Retraite à 60 ans : après les slogans, la réalité
C'est officiel, quel que soit le résultat des élections de 2012, on ne reviendra pas à 37,5 années de cotisation. Les retraites continueront à n'être indexées que sur l'inflation. Les régimes spéciaux des fonctionnaires et des SNCF, RATP, EDF/GDF ne retrouveront pas les quelques privilèges écornés (ils ont conservé les plus importants). Et l'âge légal de départ à la retraite restera à 62 ans et ne reviendra pas à 60 ans. Pour les opposants aux quatre précédentes réformes, il devient difficile de dissimuler qu'ils auraient mieux fait d'assumer leurs responsabilités.

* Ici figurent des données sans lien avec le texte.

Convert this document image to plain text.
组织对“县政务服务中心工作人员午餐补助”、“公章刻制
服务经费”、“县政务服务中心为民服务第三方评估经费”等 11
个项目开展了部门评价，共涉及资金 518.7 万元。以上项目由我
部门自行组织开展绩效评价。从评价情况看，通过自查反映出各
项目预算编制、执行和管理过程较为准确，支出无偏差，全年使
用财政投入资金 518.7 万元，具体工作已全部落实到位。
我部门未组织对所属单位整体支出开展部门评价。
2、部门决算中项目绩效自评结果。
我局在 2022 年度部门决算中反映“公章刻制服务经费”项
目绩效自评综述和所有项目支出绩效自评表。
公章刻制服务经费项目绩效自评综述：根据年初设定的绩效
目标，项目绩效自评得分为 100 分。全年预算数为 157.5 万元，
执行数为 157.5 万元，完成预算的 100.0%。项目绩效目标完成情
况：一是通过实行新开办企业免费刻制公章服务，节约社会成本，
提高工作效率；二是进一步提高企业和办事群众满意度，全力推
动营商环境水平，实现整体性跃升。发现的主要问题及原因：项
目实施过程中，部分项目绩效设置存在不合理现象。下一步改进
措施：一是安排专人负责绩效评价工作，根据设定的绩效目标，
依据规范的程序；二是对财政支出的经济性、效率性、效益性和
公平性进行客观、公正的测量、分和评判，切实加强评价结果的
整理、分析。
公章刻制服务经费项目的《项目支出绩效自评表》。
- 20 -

Tout avait pourtant bien commencé sous le gouvernement Rocard avec le célèbre Livre blanc sur les retraites de 1991. Ce petit livre très pédagogique disait tout sur les déficits, les inégalités entre le public et le privé et l'urgence à traiter ces deux problèmes.
Non, Non, Non et Non
Mais au lieu d'agir, les membres du parti de Michel Rocard et des autres partis de gauche ont longuement manifesté contre la réforme Balladur des retraites de 1993, et à l'Assemblée et au Sénat, leurs parlementaires ont voté contre à l'unanimité. Mêmes attitudes contre la réforme Fillon de 2003. Contre celle de Bertrand en 2007 aussi. Et pareil contre celle de Woerth de 2010.
Les Principaux points des réformes
- Réforme Balladur de 1993 : Passage de 37,5 à 40 ans de cotisation dans le privé, indexation des retraites sur l'inflation – et non plus sur les salaires - , prise en compte des 25 meilleures années – au lieu des 10 - , indexation de ces 25 meilleures années sur l'inflation – non plus sur le PIB.)

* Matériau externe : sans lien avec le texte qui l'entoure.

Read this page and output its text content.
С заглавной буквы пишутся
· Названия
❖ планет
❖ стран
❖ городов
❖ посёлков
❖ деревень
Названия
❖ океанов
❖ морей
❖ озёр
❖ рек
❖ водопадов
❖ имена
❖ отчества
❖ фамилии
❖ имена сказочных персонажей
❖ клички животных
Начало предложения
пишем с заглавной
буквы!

- Réforme Fillon de 2003 : Passage à 40 ans de cotisation pour les fonctionnaires en 2008, allongement automatique de la durée de cotisation en fonction de l'allongement de la durée de vie, retraite à 60 ans pour les personnes ayant travaillé à 15-17 ans, mise en place décote/surcote
- Réforme Bertrand de 2007 des régimes spéciaux : Passage progressif à 40, 41, 41,5 années de cotisation, indexation des retraites sur les prix
- Réforme Woerth de 2010 : Passage de l'âge de la retraite à 62 ans, 67 ans pour les personnes n'ayant pas assez de trimestres, prise en compte de la pénibilité
60 ou 62 ans ?
Les promesses faites par le Parti socialiste en 1993, 2003 et 2007 de revenir sur ces réformes sont déjà lointaines. Les oublier ne pose pas trop de problème. Mais renier celle faite en 2010, l'année dernière, de revenir à la retraite à 60 ans est plus difficile. D'où la tentation d'une version "retraite à 60 ans sous conditions".
Le coût de la version : 60 ans sous conditions
Les salariés qui vont partir en retraite dans les prochaines années sont nés dans les années 1950 et ont commencé à travailler vers 1970. A cette époque le chômage était encore très faible, les études supérieures n'étaient pas aussi fréquentes que maintenant et de nombreux jeunes travaillaient avant 20 ans. Les trimestres incomplets de travail avant le service militaire étaient généreusement pris en compte pour la durée de cotisation. Résultat : un nombre important de personnes de 60 ans ont déjà acquis tous les trimestres requis (ce nombre de trimestres requis n'augmente que très progressivement). Pour les femmes, ce sont les 4 à 8 trimestres supplémentaires par enfant qui conduisent une proportion importante des femmes ayant toujours travaillé à disposer de nombreux trimestres. C'est le cas notamment des femmes fonctionnaires qui ont souvent des carrières complètes.
Résultat, le projet d'étendre la mesure carrières longues aux personnes ayant travaillé à 18 ans est coûteux. La Fondation iFRAP l'a estimé à 12 milliards d'euros de 2012 à 2017. Cette proposition, sans doute généreuse, n'est pas du tout adaptée à la situation financière de la France et encore moins à celle des régimes de retraite qui sont déjà en déficit de 6 milliards d'euros cette année. Comme le font les autres pays européens, les programmes de gouvernement ne doivent pas contenir de mesures alourdissant les charges de retraite mais au contraire préconiser des réformes rapprochant les différents régimes de l'équilibre, principalement par un alignement des régimes spéciaux sur le régime général et un recul de l'âge de la retraite.